# General > AquaTalk >  Tankmaker QWS Trading merged with N30 trading!?

## torque6

Just spoke to weeyang from N30, apparently they have moved to 5038 ang mo kio industrial park 2, which is the same address as davids ?? Is it because they merged ?

----------


## doppelbanddwarf

Wouldn't it be better to ask the owners straight? Since their answer would definitely be the most accurate.

----------


## wynx

> Just spoke to weeyang from N30, apparently they have moved to 5038 ang mo kio industrial park 2, which is the same address as davids ?? Is it because they merged ?


Well, I asked David to build me my tank and I was referred to WeeYang from N30. That should tell you something, right?

----------


## exotic_idiot

So which one is better? Since they merge should be same skills.

----------


## wynx

> So which one is better? Since they merge should be same skills.


Not sure. but my tank is nicely done. Wee Yang was nice enough to check what type of silicon I want for my tank and even help me with the oyama backdrop.

----------


## doppelbanddwarf

If you read this thread in the other forum, you'll realise that they have not merged. 

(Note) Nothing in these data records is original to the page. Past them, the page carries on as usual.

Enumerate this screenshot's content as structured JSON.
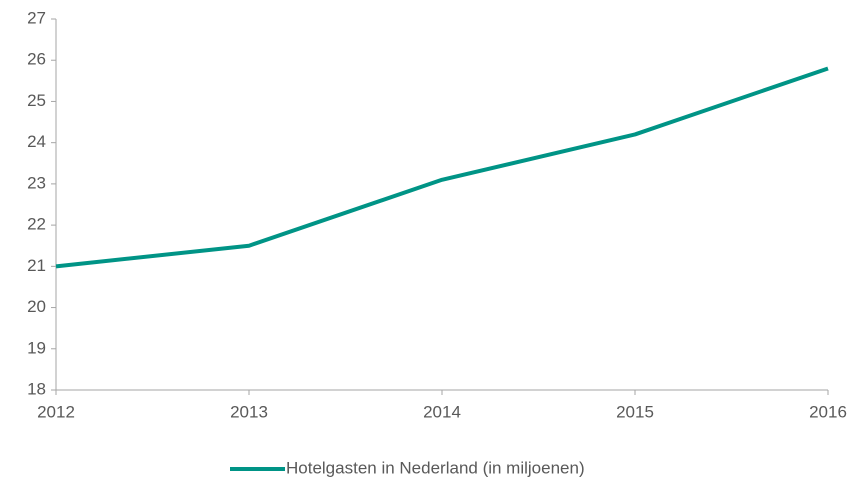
{
  "chart_data": {
    "type": "line",
    "x": [
      2012,
      2013,
      2014,
      2015,
      2016
    ],
    "series": [
      {
        "name": "Hotelgasten in Nederland (in miljoenen)",
        "color": "#009486",
        "values": [
          21.0,
          21.5,
          23.1,
          24.2,
          25.8
        ]
      }
    ],
    "xlim": [
      2012,
      2016
    ],
    "xticks": [
      2012,
      2013,
      2014,
      2015,
      2016
    ],
    "ylim": [
      18,
      27
    ],
    "yticks": [
      18,
      19,
      20,
      21,
      22,
      23,
      24,
      25,
      26,
      27
    ],
    "grid": false,
    "legend": "bottom"
  }
}
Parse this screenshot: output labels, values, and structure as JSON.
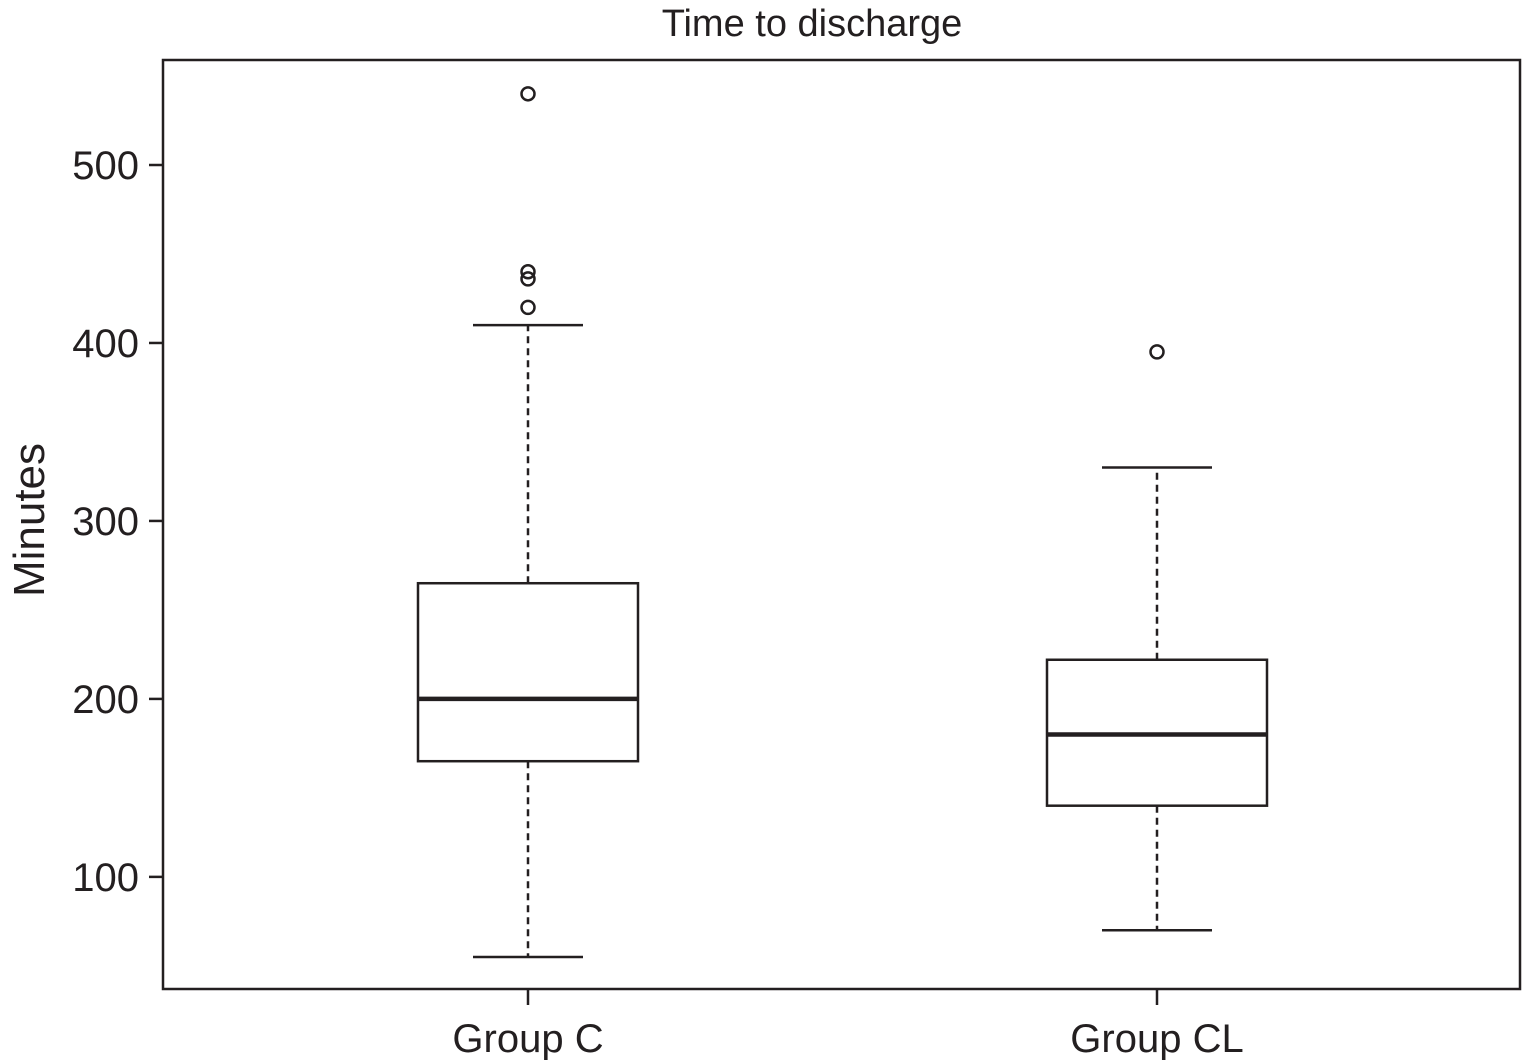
{
  "chart_data": {
    "type": "boxplot",
    "title": "Time to discharge",
    "xlabel": "",
    "ylabel": "Minutes",
    "ylim": [
      37,
      559
    ],
    "yticks": [
      100,
      200,
      300,
      400,
      500
    ],
    "categories": [
      "Group C",
      "Group CL"
    ],
    "boxes": [
      {
        "category": "Group C",
        "whisker_low": 55,
        "q1": 165,
        "median": 200,
        "q3": 265,
        "whisker_high": 410,
        "outliers": [
          540,
          440,
          436,
          420
        ]
      },
      {
        "category": "Group CL",
        "whisker_low": 70,
        "q1": 140,
        "median": 180,
        "q3": 222,
        "whisker_high": 330,
        "outliers": [
          395
        ]
      }
    ],
    "grid": false,
    "colors": {
      "ink": "#231f20",
      "background": "#ffffff"
    }
  }
}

http://arofanatics.com/forums/showthread.php?t=314325

----------


## illumnae

they have not merged, but they help each other out as they are friends i believe. I ordered a tank from QWS but david had to keep delaying delivery because he had issues with glass delivery. he told me he got weeyang's help and weeyang is delivering my tank within the next 2 hours.

----------


## torque6

The information i gathered from n30 today is david has left.

----------


## EvolutionZ

my tank from david was also delayed..
and weeyang told me they don't do delivery for small tank.. so did they merged?

----------


## torque6

I wouldnt call it merged. I only saw N30 trading instead of QWS trading when i went down to 5038 today at amk.

----------


## 1001wishes

It sounds like a hostile takeover in that case. 

Haha, just kidding.

I called David a few weeks ago for a quotation and he never replied me even though he promised me on the phone that he would do so. So weeyang gets the business.

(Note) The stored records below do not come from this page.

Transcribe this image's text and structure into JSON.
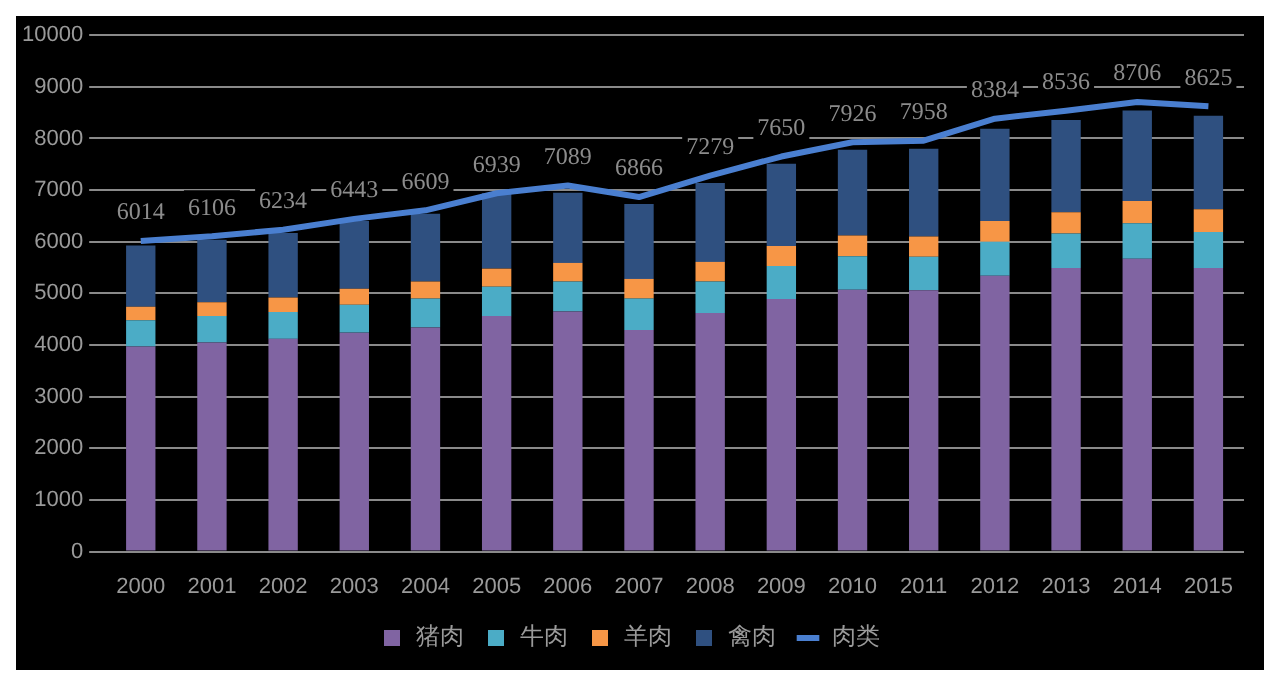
{
  "chart_data": {
    "type": "bar",
    "stacked": true,
    "categories": [
      "2000",
      "2001",
      "2002",
      "2003",
      "2004",
      "2005",
      "2006",
      "2007",
      "2008",
      "2009",
      "2010",
      "2011",
      "2012",
      "2013",
      "2014",
      "2015"
    ],
    "series": [
      {
        "name": "猪肉",
        "color": "#8064a2",
        "values": [
          3970,
          4050,
          4120,
          4240,
          4340,
          4560,
          4650,
          4290,
          4620,
          4890,
          5070,
          5060,
          5340,
          5490,
          5670,
          5490
        ]
      },
      {
        "name": "牛肉",
        "color": "#4bacc6",
        "values": [
          510,
          510,
          520,
          540,
          560,
          570,
          580,
          610,
          610,
          640,
          650,
          650,
          660,
          670,
          690,
          700
        ]
      },
      {
        "name": "羊肉",
        "color": "#f79646",
        "values": [
          260,
          270,
          280,
          310,
          330,
          350,
          360,
          380,
          380,
          390,
          400,
          390,
          400,
          410,
          430,
          440
        ]
      },
      {
        "name": "禽肉",
        "color": "#2f5080",
        "values": [
          1190,
          1210,
          1250,
          1310,
          1310,
          1460,
          1360,
          1450,
          1530,
          1590,
          1660,
          1700,
          1790,
          1790,
          1750,
          1810
        ]
      },
      {
        "name": "肉类",
        "type": "line",
        "color": "#4a7fd0",
        "data_labels": true,
        "values": [
          6014,
          6106,
          6234,
          6443,
          6609,
          6939,
          7089,
          6866,
          7279,
          7650,
          7926,
          7958,
          8384,
          8536,
          8706,
          8625
        ]
      }
    ],
    "ylim": [
      0,
      10000
    ],
    "yticks": [
      0,
      1000,
      2000,
      3000,
      4000,
      5000,
      6000,
      7000,
      8000,
      9000,
      10000
    ],
    "grid": "y",
    "legend": "bottom",
    "marker": "none"
  }
}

Weeyang is really a great, friendly chap to do business with.  :Smile:

----------


## Panut

i have met weeyang personally before. nice chap  :Smile:

----------


## illumnae

this is quite a diversion from the original question about whether QWS merged with N30.

i think the answer is no, as i just had a tank delivered from david less than 24 hours ago. However, they are good friends even though they are competitors. in fact, as david had delayed glass delivery and had to delay my tank, he got weeyang to deliver the tank to me as he was too busy catching up on orders. when weeyang personally did the delivery, i asked him if it was him who made the tank or david, and he affirmatively said david and he was only helping with delivery.

i have tanks of the exact same dimensions made by both tankmakers, and i do notice a difference in workmanship and quality, so i doubt they merged

----------